Au neuvième coup, minuit sait qu’il n’est pas de la même nature que l’être qui dort. Il comprend qu’il est un maillon du temps qui passe. Il regarde le corps laiteux. Sa pensée neuve est amassée contre la vitre, et c’est la brume qui lui fait des larmes.
Personne ne croirait aux pleurs du temps. Pourtant, dans son invisibilité, ça se déchire, sa capacité nouvelle à aimer l’étouffe. Il voudrait parler, étreindre, sentir et donner. Là, sur ce corps, poser un baiser, un peu de soi.

Minuit est ce qu’il est. Force impalpable, fil conducteur des histoires.
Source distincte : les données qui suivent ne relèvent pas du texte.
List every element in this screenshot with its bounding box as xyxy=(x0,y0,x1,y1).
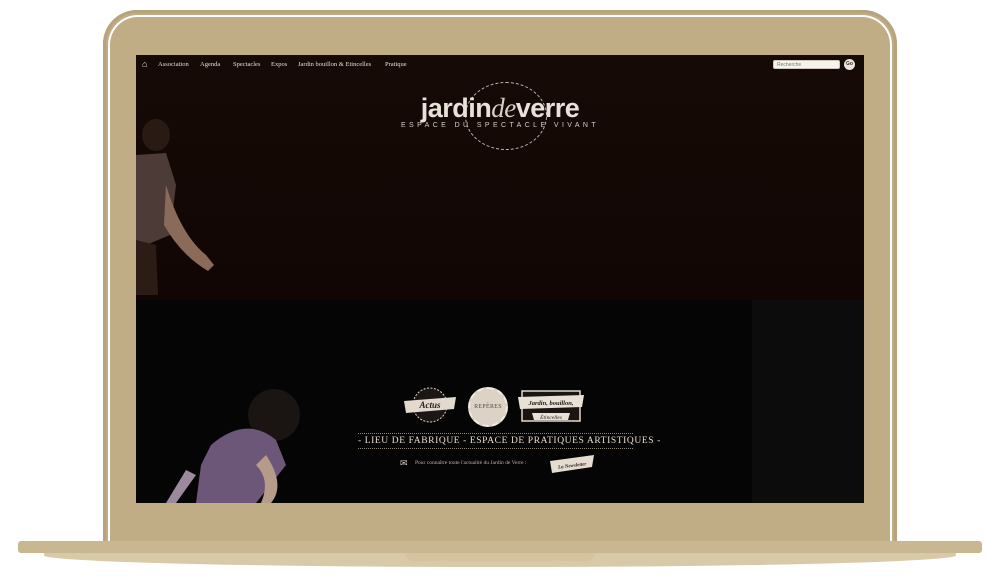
dancer-photo-bottom xyxy=(166,389,300,503)
newsletter-button[interactable]: La Newsletter xyxy=(548,453,596,475)
logo-wordmark: jardindeverre xyxy=(400,93,600,123)
nav-item-jardin-bouillon[interactable]: Jardin bouillon & Etincelles xyxy=(298,61,371,68)
nav-item-agenda[interactable]: Agenda xyxy=(200,61,220,68)
home-icon[interactable]: ⌂ xyxy=(142,59,152,69)
nav-item-association[interactable]: Association xyxy=(158,61,189,68)
tagline: - LIEU DE FABRIQUE - ESPACE DE PRATIQUES… xyxy=(358,433,660,449)
envelope-icon: ✉ xyxy=(400,458,408,468)
logo-subtitle: ESPACE DU SPECTACLE VIVANT xyxy=(400,122,600,129)
search-input[interactable]: Recherche xyxy=(773,60,840,69)
actus-badge[interactable]: Actus xyxy=(402,385,458,425)
newsletter-ribbon-icon: La Newsletter xyxy=(550,455,594,473)
search-go-button[interactable]: Go xyxy=(844,59,855,70)
laptop-base xyxy=(18,541,982,553)
logo-word-de: de xyxy=(491,93,516,123)
jardin-badge-line1: Jardin, bouillon, xyxy=(528,400,574,407)
logo-word-jardin: jardin xyxy=(420,93,492,123)
stage-backdrop xyxy=(752,300,864,503)
logo-word-verre: verre xyxy=(515,93,580,123)
newsletter-prompt: Pour connaître toute l'actualité du Jard… xyxy=(415,460,527,466)
site-logo[interactable]: jardindeverre ESPACE DU SPECTACLE VIVANT xyxy=(400,93,600,129)
nav-item-expos[interactable]: Expos xyxy=(271,61,287,68)
actus-badge-icon: Actus xyxy=(404,387,456,423)
jardin-badge-icon: Jardin, bouillon, Étincelles xyxy=(518,390,584,422)
dancer-photo-top xyxy=(136,119,214,295)
actus-label: Actus xyxy=(418,400,441,410)
nav-item-pratique[interactable]: Pratique xyxy=(385,61,407,68)
top-navigation: ⌂ Association Agenda Spectacles Expos Ja… xyxy=(136,55,864,77)
reperes-label: REPÈRES xyxy=(474,404,502,410)
jardin-bouillon-etincelles-badge[interactable]: Jardin, bouillon, Étincelles xyxy=(516,387,586,427)
reperes-badge[interactable]: REPÈRES xyxy=(468,387,508,427)
jardin-badge-line2: Étincelles xyxy=(539,413,562,421)
website-screen: ⌂ Association Agenda Spectacles Expos Ja… xyxy=(136,55,864,503)
nav-item-spectacles[interactable]: Spectacles xyxy=(233,61,260,68)
laptop-notch xyxy=(405,553,595,561)
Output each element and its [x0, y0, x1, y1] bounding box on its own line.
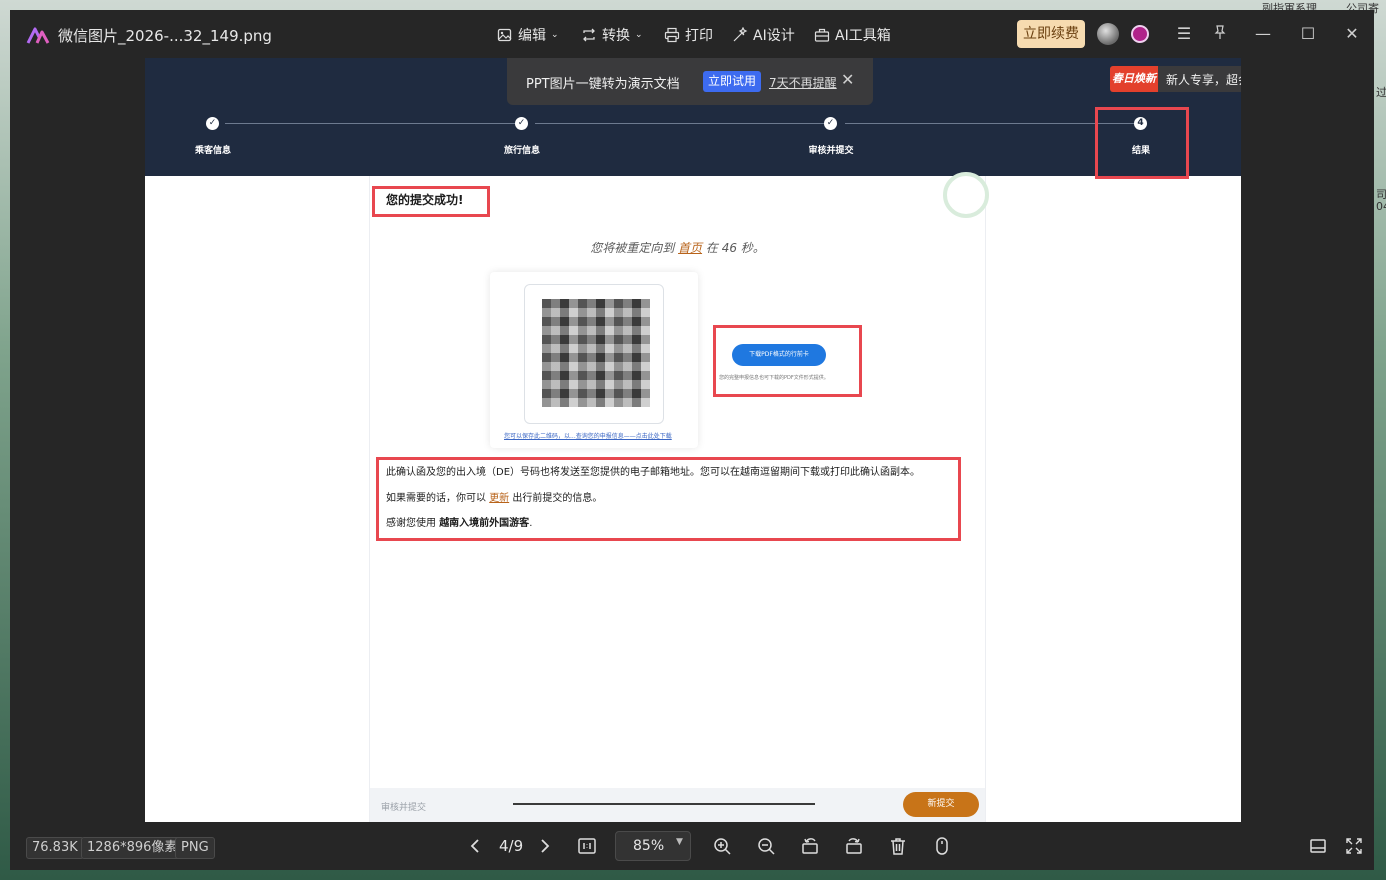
redirect-suffix: 在 46 秒。 [705, 241, 765, 255]
caret-down-icon: ▼ [676, 837, 683, 847]
promo-tag: 春日焕新 [1110, 66, 1158, 92]
step-check-icon: ✓ [206, 117, 219, 130]
image-edit-icon [497, 28, 512, 42]
title-bar: 微信图片_2026-...32_149.png 编辑 ⌄ 转换 ⌄ 打印 AI设… [10, 10, 1374, 58]
toolbox-icon [814, 28, 830, 42]
fullscreen-icon[interactable] [1344, 836, 1364, 856]
step-label-review: 审核并提交 [808, 146, 854, 156]
printer-icon [664, 27, 680, 43]
minimize-icon[interactable]: — [1253, 24, 1273, 44]
edit-menu[interactable]: 编辑 ⌄ [497, 25, 559, 45]
thumbnail-strip-icon[interactable] [1308, 836, 1328, 856]
pin-icon[interactable] [1210, 24, 1230, 44]
mouse-mode-icon[interactable] [932, 836, 952, 856]
chevron-down-icon: ⌄ [635, 30, 643, 40]
zoom-value: 85% [633, 838, 665, 854]
next-page-icon[interactable] [534, 836, 554, 856]
step-check-icon: ✓ [824, 117, 837, 130]
step-connector [535, 123, 825, 124]
print-label: 打印 [685, 28, 713, 44]
desktop-fragment: 过 [1376, 86, 1386, 99]
maximize-icon[interactable]: ☐ [1298, 24, 1318, 44]
convert-icon [583, 28, 595, 42]
print-button[interactable]: 打印 [664, 25, 713, 45]
step-connector [845, 123, 1135, 124]
step-label-travel: 旅行信息 [503, 146, 541, 156]
popup-close-icon[interactable]: ✕ [841, 70, 854, 89]
image-viewer-window: 微信图片_2026-...32_149.png 编辑 ⌄ 转换 ⌄ 打印 AI设… [10, 10, 1374, 870]
form-footer: 审核并提交 新提交 [370, 788, 985, 822]
redirect-prefix: 您将被重定向到 [590, 241, 675, 255]
qr-code-card: 您可以保存此二维码，以...查询您的申报信息——点击此处下载 [490, 272, 698, 448]
edit-label: 编辑 [518, 28, 546, 44]
dimensions-chip: 1286*896像素 [81, 837, 184, 859]
step-check-icon: ✓ [515, 117, 528, 130]
delete-icon[interactable] [888, 836, 908, 856]
close-icon[interactable]: ✕ [1342, 24, 1362, 44]
promo-popup: PPT图片一键转为演示文档 立即试用 7天不再提醒 ✕ [507, 58, 873, 105]
bottom-toolbar: 76.83K 1286*896像素 PNG 4/9 85% ▼ [10, 822, 1374, 870]
highlight-box-result-step [1095, 107, 1189, 179]
dismiss-7-days-link[interactable]: 7天不再提醒 [769, 74, 837, 91]
page-indicator: 4/9 [499, 837, 524, 855]
qr-download-link[interactable]: 您可以保存此二维码，以...查询您的申报信息——点击此处下载 [504, 431, 684, 440]
redirect-message: 您将被重定向到 首页 在 46 秒。 [370, 239, 985, 256]
popup-text: PPT图片一键转为演示文档 [526, 77, 680, 92]
home-link[interactable]: 首页 [678, 241, 702, 255]
new-submission-button[interactable]: 新提交 [903, 792, 979, 817]
footer-step-label: 审核并提交 [381, 803, 427, 813]
window-title: 微信图片_2026-...32_149.png [58, 27, 272, 45]
qr-code-pixelated [542, 299, 650, 407]
rotate-left-icon[interactable] [800, 836, 820, 856]
document-page: 您的提交成功! 您将被重定向到 首页 在 46 秒。 您可以保存此二维码，以..… [369, 172, 989, 822]
actual-size-icon[interactable] [577, 836, 597, 856]
ai-toolbox-label: AI工具箱 [835, 28, 891, 44]
renew-button[interactable]: 立即续费 [1017, 20, 1085, 48]
menu-icon[interactable]: ☰ [1174, 24, 1194, 44]
ai-design-icon [733, 27, 748, 42]
zoom-in-icon[interactable] [712, 836, 732, 856]
footer-progress-bar [513, 803, 815, 805]
convert-menu[interactable]: 转换 ⌄ [581, 25, 643, 45]
file-size-chip: 76.83K [26, 837, 84, 859]
promo-text: 新人专享，超会包月低至9.9元 [1166, 73, 1241, 87]
desktop-fragment: 04 [1376, 200, 1386, 213]
image-canvas: ✓ ✓ ✓ 4 乘客信息 旅行信息 审核并提交 结果 PPT图片一键转为演示文档… [145, 58, 1241, 822]
highlight-box-info [376, 457, 961, 541]
highlight-box-title [372, 186, 490, 217]
step-connector [225, 123, 515, 124]
ai-design-label: AI设计 [753, 28, 795, 44]
zoom-out-icon[interactable] [756, 836, 776, 856]
step-label-passenger: 乘客信息 [194, 146, 232, 156]
app-logo-icon [26, 27, 50, 44]
pin-glyph-icon [1214, 25, 1226, 39]
rotate-right-icon[interactable] [844, 836, 864, 856]
ai-design-button[interactable]: AI设计 [732, 25, 795, 45]
promo-banner[interactable]: 春日焕新 新人专享，超会包月低至9.9元 [1110, 66, 1241, 92]
format-chip: PNG [175, 837, 215, 859]
avatar[interactable] [1097, 23, 1119, 45]
previous-page-icon[interactable] [466, 836, 486, 856]
success-check-icon [943, 172, 989, 218]
convert-label: 转换 [602, 28, 630, 44]
zoom-select[interactable]: 85% ▼ [615, 831, 691, 861]
try-now-button[interactable]: 立即试用 [703, 71, 761, 92]
highlight-box-download [713, 325, 862, 397]
qr-code-frame [524, 284, 664, 424]
chevron-down-icon: ⌄ [551, 30, 559, 40]
vip-badge-icon[interactable] [1131, 25, 1149, 43]
ai-toolbox-button[interactable]: AI工具箱 [814, 25, 891, 45]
C’est son passé qui se pose, mais lui il avance toujours.
Ici, il tourne sur la vitre, passe les angles, regarde encore à sa façon une dernière fois, puis s’en va, s’éloigne, file un peu dans les airs. Il est temps que minuit frappe le dixième coup. Dixième coup sur un amas de particules de poussière. Il va enfin toucher le centre de la nuit. Là, comme une main tendue, d’abord le onzième coup, dans du vide, presque au cœur de la nuit. Minuit pleure à mourir parce qu’il meurt. Il sait que dans un instant il ne sera plus rien, et qu’il arrive au bout. Ne plus savoir, et ne plus être avec, l’épouvantent. Il perdra le bref miracle de sa conscience et ne pourra plus apprécier le monde.
Au douzième coup ce n’est déjà plus lui. Il n’est même plus. Il y a juste des hommes pour dire qu’il est minuit.